De kleinste van de aangrenzende hoeken, gemeten van 0 tot 90 °, wordt genomen als de ontmoetingshoek.

Waarnemingslijn

Een rechte lijn die het midden van de viziersleuf verbindt met de bovenkant van het voorste vizier

Richten (wijzen)

De as van de boring van het wapen de positie in de ruimte geven die nodig is om te schieten

Om ervoor te zorgen dat de kogel het doel bereikt en het of het gewenste punt erop raakt

Horizontaal richten

De as van de boring de gewenste positie in het horizontale vlak geven

verticale begeleiding

De as van de boring de gewenste positie in het verticale vlak geven

De baan van een kogel in de lucht heeft de volgende eigenschappen:
- de dalende tak is korter en steiler dan de stijgende;
- de invalshoek is groter dan de worphoek;
- de uiteindelijke snelheid van de kogel is minder dan de oorspronkelijke snelheid;
- de laagste snelheid van de kogel bij het schieten onder hoge worphoeken - op de dalende tak van het traject, en bij het schieten onder kleine worphoeken - op het trefpunt;
- de bewegingstijd van de kogel langs de stijgende tak van het traject is minder dan langs de dalende;
- de baan van een roterende kogel als gevolg van het neerlaten van de kogel onder invloed van zwaartekracht en afleiding is een lijn met dubbele kromming.

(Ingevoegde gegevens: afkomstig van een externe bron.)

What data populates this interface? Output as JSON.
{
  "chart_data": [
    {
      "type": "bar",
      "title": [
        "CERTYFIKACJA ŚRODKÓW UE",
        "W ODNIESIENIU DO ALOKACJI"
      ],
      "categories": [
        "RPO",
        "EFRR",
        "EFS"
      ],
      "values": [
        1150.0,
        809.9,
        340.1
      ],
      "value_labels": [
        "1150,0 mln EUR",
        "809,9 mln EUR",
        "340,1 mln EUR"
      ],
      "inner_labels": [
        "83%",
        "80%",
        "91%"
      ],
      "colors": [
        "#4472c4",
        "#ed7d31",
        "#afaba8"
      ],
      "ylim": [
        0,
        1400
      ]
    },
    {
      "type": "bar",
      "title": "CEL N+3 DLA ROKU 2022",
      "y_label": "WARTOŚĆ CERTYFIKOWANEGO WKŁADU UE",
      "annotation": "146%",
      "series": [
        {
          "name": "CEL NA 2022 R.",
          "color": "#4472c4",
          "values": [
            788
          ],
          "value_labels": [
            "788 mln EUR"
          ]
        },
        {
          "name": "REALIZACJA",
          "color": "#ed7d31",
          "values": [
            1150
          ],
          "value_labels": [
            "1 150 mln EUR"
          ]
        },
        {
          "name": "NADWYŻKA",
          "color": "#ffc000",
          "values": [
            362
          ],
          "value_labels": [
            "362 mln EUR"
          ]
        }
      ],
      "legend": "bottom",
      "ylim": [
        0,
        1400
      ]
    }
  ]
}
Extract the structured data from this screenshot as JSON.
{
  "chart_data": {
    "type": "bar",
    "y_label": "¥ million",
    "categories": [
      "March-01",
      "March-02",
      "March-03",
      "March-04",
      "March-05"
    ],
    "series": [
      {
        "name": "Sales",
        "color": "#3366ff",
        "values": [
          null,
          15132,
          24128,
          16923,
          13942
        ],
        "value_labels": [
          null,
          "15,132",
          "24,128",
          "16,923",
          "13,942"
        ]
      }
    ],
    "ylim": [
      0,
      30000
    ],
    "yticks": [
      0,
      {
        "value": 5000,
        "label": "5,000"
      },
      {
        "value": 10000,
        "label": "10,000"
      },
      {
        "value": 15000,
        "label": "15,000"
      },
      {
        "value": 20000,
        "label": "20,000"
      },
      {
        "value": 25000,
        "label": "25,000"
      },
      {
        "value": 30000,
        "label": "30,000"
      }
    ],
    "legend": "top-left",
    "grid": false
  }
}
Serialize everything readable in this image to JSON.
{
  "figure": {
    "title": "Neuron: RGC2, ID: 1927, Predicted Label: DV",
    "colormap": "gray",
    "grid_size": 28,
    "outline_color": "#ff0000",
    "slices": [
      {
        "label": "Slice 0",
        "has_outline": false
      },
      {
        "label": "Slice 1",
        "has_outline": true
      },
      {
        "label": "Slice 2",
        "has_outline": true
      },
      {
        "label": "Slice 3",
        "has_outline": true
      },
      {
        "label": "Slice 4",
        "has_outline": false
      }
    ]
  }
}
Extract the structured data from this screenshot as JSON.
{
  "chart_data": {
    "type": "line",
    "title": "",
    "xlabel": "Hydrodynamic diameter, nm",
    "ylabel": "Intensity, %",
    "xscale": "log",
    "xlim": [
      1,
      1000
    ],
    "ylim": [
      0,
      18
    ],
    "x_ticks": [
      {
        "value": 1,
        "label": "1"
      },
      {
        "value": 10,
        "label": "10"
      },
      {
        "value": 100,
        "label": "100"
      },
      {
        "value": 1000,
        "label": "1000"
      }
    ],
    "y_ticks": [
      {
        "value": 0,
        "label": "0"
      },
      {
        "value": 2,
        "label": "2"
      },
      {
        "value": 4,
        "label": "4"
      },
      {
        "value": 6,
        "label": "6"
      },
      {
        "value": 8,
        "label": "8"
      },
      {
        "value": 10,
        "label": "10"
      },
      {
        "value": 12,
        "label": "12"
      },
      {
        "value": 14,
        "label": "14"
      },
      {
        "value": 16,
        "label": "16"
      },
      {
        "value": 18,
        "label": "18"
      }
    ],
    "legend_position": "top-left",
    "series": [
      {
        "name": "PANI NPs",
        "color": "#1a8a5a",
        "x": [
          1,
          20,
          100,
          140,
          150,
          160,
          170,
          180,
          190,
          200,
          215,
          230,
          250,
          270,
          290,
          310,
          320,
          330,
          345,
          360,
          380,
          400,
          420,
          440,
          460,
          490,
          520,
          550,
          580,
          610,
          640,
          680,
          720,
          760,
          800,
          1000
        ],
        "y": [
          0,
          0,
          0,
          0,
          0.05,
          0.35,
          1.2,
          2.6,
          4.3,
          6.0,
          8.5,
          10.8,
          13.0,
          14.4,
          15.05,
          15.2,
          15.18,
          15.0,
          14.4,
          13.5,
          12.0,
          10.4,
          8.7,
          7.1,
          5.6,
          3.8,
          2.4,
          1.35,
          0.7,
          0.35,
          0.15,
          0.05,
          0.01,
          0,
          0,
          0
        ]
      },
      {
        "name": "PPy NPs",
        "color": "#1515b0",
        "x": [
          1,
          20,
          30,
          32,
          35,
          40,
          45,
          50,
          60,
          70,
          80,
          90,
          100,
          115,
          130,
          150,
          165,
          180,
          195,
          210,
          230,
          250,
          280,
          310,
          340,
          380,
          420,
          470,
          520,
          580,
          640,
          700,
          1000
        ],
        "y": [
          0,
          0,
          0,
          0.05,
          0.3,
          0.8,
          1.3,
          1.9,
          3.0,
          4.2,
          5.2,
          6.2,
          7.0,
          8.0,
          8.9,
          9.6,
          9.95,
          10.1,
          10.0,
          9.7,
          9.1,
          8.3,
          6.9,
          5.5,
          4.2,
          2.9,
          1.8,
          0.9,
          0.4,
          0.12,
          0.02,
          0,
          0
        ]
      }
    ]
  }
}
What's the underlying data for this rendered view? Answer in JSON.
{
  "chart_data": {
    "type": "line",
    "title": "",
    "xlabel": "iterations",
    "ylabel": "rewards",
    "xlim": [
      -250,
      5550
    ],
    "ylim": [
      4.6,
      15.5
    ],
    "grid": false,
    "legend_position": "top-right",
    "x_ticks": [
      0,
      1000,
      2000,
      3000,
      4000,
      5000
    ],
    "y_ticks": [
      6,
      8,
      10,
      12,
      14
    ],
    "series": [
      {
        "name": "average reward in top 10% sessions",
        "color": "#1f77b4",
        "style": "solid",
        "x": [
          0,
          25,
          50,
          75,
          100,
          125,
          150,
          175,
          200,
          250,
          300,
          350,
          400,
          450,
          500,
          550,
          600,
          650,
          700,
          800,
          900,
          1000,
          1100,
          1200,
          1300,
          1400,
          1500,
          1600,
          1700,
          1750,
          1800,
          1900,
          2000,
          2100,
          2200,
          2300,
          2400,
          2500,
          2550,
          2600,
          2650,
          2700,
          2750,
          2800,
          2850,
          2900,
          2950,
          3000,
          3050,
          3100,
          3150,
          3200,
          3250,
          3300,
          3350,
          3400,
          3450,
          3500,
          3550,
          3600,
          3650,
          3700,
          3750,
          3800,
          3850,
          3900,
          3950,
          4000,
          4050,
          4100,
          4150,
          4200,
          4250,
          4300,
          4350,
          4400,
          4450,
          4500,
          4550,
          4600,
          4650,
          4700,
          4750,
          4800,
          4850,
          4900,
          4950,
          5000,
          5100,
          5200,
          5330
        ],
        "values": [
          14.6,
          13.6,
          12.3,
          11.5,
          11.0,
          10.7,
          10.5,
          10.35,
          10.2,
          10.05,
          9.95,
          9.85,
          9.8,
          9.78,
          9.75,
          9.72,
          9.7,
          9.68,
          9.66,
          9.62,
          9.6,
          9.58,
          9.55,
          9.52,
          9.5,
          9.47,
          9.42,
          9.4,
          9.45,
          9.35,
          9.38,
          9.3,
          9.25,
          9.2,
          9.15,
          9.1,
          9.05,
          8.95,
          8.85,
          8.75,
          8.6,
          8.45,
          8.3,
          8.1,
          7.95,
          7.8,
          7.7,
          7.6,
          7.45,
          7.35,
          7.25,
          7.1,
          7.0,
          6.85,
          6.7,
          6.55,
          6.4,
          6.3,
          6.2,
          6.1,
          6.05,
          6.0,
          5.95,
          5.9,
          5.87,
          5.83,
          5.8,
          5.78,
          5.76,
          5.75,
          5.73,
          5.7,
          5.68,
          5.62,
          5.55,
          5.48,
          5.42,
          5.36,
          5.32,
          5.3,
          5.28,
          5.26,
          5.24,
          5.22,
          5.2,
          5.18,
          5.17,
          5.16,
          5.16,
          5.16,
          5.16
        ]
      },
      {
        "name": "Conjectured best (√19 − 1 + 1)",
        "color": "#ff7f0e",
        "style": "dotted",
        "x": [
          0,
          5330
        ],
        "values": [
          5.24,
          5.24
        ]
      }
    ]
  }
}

Soorten trajecten en hun praktische betekenis

Bij het schieten vanaf elk type wapen met een toename van de elevatiehoek van 0 ° tot 90 °, neemt het horizontale bereik eerst toe tot een bepaalde limiet en neemt vervolgens af tot nul (Fig. 5).

De elevatiehoek waarbij het grootste bereik wordt verkregen, wordt de hoek met het grootste bereik genoemd. De waarde van de hoek met het grootste bereik voor kogels van verschillende soorten wapens is ongeveer 35°.

De hoek met het grootste bereik verdeelt alle trajecten in twee typen: in de trajecten plat en scharnierend (Fig. 6).

Vlakke trajecten worden trajecten genoemd die zijn verkregen bij elevatiehoeken die kleiner zijn dan de hoek met het grootste bereik (zie Fig. trajecten 1 en 2).

Bovengrondse trajecten worden trajecten genoemd die zijn verkregen bij elevatiehoeken die groter zijn dan de hoek met het grootste bereik (zie Fig. trajecten 3 en 4).

Geconjugeerde trajecten zijn trajecten die in hetzelfde horizontale bereik worden verkregen door twee trajecten, waarvan er één vlak is en de andere scharnierend is (zie Fig. trajecten 2 en 3).

Bij het schieten met handvuurwapens en granaatwerpers worden alleen vlakke banen gebruikt. Hoe vlakker de baan, hoe groter het terrein, het doel kan worden geraakt met één vizierinstelling (hoe minder impact op de schietresultaten is de fout bij het bepalen van de vizierinstelling): dit is de praktische betekenis van de baan.

De vlakheid van het traject wordt gekenmerkt door zijn grootste overmaat boven de richtlijn. Bij een bepaald bereik is de baan des te vlakker, hoe minder deze boven de richtlijn uitstijgt. Bovendien kan de vlakheid van het traject worden beoordeeld aan de hand van de grootte van de invalshoek: het traject is vlakker, hoe kleiner de invalshoek. De vlakheid van de baan beïnvloedt de waarde van het bereik van een direct schot, geraakte, gedekte en dode ruimte.